I personally would not cite statements to the effect that "the root of all good is the pleasure of the stomach" as an authentic statement of correct Epicurean doctrine.
Well, according to the cites for U409, it seems rather well attested, including a quote from a letter by Metrodorus himself (via Plutarch )
QuoteAnd are not Metrodorus's words something like to these when he writes to his brother thus: It is none of our business to preserve the Greeks, or to get them to bestow garlands upon us for our wit, but to eat well and drink good wine, Timocrates, so as not to offend but pleasure our stomachs. And he saith again, in some other place in the same epistles: How gay and how assured was I, when I had once learned of Epicurus the true way of gratifying my stomach; for, believe me, philosopher Timocrates, our prime good lies at the stomach.

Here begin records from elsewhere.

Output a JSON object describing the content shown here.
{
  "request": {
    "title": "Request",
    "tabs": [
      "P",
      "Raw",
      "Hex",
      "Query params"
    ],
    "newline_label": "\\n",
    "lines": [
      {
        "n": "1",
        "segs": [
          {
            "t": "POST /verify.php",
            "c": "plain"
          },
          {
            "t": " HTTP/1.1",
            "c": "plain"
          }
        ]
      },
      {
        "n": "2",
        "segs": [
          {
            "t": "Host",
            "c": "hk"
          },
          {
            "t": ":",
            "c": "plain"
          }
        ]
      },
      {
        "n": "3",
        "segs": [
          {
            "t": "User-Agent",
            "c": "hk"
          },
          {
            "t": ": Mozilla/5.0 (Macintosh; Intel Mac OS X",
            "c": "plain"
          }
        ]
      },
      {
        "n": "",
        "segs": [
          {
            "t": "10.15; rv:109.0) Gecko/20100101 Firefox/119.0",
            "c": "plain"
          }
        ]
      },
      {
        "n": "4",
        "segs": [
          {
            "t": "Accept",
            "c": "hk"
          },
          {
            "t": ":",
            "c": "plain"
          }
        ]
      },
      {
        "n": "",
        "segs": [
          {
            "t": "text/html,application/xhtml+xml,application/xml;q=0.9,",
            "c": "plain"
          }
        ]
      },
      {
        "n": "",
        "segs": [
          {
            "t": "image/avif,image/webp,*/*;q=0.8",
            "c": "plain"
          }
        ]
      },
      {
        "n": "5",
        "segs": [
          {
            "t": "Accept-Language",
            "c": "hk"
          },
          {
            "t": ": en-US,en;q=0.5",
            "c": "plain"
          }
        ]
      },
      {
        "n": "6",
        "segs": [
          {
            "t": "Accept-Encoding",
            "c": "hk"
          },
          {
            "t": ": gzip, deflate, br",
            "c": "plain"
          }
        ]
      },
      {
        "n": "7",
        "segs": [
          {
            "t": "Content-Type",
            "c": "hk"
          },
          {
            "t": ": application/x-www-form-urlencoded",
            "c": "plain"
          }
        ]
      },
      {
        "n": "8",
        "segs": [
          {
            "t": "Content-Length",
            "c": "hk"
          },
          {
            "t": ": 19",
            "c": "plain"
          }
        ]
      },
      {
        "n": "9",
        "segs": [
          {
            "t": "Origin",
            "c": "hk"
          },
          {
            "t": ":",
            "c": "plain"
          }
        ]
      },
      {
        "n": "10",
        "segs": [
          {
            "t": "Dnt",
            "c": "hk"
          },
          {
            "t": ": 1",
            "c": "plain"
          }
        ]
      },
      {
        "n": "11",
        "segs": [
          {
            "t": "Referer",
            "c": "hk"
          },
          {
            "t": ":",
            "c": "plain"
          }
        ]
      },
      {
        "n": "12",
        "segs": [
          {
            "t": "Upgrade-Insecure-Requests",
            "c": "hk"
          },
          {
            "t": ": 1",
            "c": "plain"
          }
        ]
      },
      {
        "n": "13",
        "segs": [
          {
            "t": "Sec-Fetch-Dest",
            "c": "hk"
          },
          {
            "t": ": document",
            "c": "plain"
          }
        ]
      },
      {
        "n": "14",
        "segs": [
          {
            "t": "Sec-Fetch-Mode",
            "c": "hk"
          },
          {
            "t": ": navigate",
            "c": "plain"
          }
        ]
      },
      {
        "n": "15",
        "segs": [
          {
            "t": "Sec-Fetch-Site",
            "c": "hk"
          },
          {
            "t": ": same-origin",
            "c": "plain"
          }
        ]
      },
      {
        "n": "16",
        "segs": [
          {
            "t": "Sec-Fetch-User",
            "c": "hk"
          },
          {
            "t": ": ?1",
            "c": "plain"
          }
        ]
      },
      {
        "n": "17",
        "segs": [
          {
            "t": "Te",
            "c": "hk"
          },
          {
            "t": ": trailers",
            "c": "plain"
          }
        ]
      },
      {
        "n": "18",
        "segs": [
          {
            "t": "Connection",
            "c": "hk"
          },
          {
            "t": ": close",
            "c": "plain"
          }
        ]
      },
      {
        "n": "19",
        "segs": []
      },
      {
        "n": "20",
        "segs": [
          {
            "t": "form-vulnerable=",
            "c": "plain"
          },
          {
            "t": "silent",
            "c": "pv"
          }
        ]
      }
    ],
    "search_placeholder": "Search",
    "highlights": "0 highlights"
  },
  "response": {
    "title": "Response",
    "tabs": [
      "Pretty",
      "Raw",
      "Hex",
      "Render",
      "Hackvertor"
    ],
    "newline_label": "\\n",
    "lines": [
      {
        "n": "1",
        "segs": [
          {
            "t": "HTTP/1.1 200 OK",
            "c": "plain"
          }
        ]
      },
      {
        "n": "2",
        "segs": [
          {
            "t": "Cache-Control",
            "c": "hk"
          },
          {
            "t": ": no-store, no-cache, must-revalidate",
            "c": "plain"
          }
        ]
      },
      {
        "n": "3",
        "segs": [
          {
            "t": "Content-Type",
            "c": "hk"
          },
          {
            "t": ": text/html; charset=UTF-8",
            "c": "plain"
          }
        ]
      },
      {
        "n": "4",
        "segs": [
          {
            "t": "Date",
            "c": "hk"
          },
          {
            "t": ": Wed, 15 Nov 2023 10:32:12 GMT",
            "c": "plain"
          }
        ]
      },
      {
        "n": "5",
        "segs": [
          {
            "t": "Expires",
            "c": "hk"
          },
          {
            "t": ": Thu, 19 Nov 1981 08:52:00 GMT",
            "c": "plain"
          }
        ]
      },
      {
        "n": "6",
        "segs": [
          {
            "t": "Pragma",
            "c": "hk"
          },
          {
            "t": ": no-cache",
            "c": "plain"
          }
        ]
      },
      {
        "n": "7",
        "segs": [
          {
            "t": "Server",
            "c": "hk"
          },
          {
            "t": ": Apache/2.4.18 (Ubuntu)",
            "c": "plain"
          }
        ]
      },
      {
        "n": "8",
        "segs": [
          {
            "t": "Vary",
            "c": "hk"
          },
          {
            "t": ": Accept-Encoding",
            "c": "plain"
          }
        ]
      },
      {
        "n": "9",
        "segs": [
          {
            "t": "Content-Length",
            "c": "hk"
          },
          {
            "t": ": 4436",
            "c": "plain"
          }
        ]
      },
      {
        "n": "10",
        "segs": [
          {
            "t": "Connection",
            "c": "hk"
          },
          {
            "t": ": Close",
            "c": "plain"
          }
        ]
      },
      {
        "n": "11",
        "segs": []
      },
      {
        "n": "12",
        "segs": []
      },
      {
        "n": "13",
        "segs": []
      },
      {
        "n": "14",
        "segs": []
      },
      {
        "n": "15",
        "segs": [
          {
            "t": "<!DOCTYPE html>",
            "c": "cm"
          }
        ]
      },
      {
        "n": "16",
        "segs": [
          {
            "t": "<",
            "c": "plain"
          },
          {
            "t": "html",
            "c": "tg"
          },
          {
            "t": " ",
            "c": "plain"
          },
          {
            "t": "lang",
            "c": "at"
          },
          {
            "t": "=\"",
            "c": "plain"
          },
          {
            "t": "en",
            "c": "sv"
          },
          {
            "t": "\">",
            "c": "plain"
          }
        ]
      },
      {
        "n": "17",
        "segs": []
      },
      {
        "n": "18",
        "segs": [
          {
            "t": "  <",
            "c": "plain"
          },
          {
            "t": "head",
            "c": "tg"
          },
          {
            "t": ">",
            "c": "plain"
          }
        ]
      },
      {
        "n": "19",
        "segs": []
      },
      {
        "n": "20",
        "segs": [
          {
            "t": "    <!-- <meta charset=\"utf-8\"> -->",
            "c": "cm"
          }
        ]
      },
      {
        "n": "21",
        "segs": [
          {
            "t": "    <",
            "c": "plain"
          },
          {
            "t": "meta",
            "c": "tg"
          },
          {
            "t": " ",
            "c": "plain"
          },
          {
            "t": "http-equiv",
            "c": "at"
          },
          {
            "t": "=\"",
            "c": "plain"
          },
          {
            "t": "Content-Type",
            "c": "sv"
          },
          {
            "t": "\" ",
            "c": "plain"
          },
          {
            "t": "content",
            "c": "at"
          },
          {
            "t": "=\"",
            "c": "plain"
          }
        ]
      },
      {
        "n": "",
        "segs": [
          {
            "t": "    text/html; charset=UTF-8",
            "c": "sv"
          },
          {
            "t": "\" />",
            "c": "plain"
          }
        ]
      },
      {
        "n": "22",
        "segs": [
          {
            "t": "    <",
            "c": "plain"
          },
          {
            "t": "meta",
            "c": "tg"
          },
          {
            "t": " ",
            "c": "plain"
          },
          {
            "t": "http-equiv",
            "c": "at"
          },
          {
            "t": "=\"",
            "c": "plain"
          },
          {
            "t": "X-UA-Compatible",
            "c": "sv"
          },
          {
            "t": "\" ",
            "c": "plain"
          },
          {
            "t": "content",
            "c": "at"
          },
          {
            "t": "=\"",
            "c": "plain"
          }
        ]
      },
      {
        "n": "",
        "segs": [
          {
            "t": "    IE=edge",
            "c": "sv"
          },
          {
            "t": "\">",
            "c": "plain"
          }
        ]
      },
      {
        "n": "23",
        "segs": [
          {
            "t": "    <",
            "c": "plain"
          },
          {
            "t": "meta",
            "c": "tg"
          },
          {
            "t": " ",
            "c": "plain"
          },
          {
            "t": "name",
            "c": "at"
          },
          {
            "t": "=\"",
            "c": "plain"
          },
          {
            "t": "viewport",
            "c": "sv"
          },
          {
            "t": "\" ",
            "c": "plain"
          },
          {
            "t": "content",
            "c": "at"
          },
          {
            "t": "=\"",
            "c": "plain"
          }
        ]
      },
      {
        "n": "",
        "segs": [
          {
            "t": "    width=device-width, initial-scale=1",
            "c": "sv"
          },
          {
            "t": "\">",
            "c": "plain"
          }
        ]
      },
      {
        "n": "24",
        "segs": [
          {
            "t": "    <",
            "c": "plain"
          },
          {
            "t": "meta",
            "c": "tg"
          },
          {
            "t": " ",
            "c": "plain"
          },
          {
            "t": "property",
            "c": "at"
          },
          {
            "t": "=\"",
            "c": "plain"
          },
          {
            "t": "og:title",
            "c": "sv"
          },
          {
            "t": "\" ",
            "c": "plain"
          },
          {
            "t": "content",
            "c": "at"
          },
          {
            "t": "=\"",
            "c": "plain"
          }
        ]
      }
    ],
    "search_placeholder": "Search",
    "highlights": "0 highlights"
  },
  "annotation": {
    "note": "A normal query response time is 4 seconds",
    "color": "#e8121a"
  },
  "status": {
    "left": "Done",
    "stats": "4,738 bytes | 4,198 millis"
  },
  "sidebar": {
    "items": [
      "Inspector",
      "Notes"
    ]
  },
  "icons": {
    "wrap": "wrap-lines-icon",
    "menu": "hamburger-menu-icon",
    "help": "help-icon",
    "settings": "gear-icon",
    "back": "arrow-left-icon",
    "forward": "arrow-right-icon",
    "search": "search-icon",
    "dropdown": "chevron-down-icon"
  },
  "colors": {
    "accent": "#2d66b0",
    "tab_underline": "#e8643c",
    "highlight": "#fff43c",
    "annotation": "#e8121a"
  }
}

ἦ γὰρ οὐ τούτοις ἔοικε τὰ Μητροδώρου πρὸς τὸν ἀδελφὸν γράφοντος; οὐδὲν δεῖ σῴζειν τοὺς; Ἕλληνας οὐδ᾽ ἐπὶ σοφίᾳ στεφάνων παρ᾽ αὐτῶν τυγχάνειν, ἀλλ᾽ ἐσθίειν καὶ πίνειν οἶνον, ὦ Τιμόκρατες, ἀβλαβῶς τῇ γαστρὶ καὶ κεχαρισμένως.’ καὶ πάλιν πού φησιν ἐν τοῖς αὐτοῖς γράμμασιν ὡς ‘καὶ ἐχάρην καὶ ἐθρασυνάμην, ὅτι ἔμαθον παρ᾽ Ἐπικούρου ὀρθῶς γαστρὶ χαρίζεσθαι.’ καὶ ‘περὶ γαστέρα γάρ, ὦ φυσιολόγε Τιμόκρατες, τἀγαθόν.’ ’
If we accept "direct" quotes from Cicero, should we not probably accept "direct" quotes from Plutarch?
The word used for "belly" is indeed γαστρὶ. From whence we get words like gastric, gastroenterology, etc. Cicero writes "when hunger and thirst are banished by food and drink, the mere fact of getting rid of those distresses brings pleasure as a result. So as a rule, the removal of pain causes pleasure to take its place." There's also VS33: The body cries out to not be hungry, not be thirsty, not be cold. Anyone who has these things, and who is confident of continuing to have them, can rival the gods for happiness. (NOTE: "body" σαρκὸς is used here instead of "belly" but the idea is the same as Metrodorus' letter) There's also U200 (emphasis added):
[ U200 ]
Porphyry, Letter to Marcella, 30, [p. 209, 7 Nauck]: Do not think it unnatural that when the flesh cries out for anything, the soul should cry out too. The cry of the flesh is, "Let me not hunger, or thirst, or shiver," and it’s hard for the soul to restrain these desires. And while it is difficult for the soul to prevent these things, it is dangerous to neglect nature which daily proclaims self-sufficiency to the soul via the flesh which is intimately bonded to it.
Seneca, Letters to Lucilius, 4.10: Let me share with you a saying which pleased me today. It, too, is culled from another man’s Garden: "Poverty, brought into conformity with the law of nature, is great wealth." Do you know what limits that law of nature ordains for us? Merely to avert hunger, thirst, and cold.
Clement of Alexandria, Miscellanies, II 21, p. 178.41: Epicurus, who held that happiness consists in not being hungry, nor thirsty, nor cold...
Cf. Cicero, Tusculan Disputations, V.35.102: Time would fail me should I wish to carry on about the cause of poverty; for the matter is evident and nature herself teaches us daily how few and how small her needs are, and how cheaply satisfied.
So, the idea of "pleasure of the belly" seems to me to be fairly well-attested within the philosophy.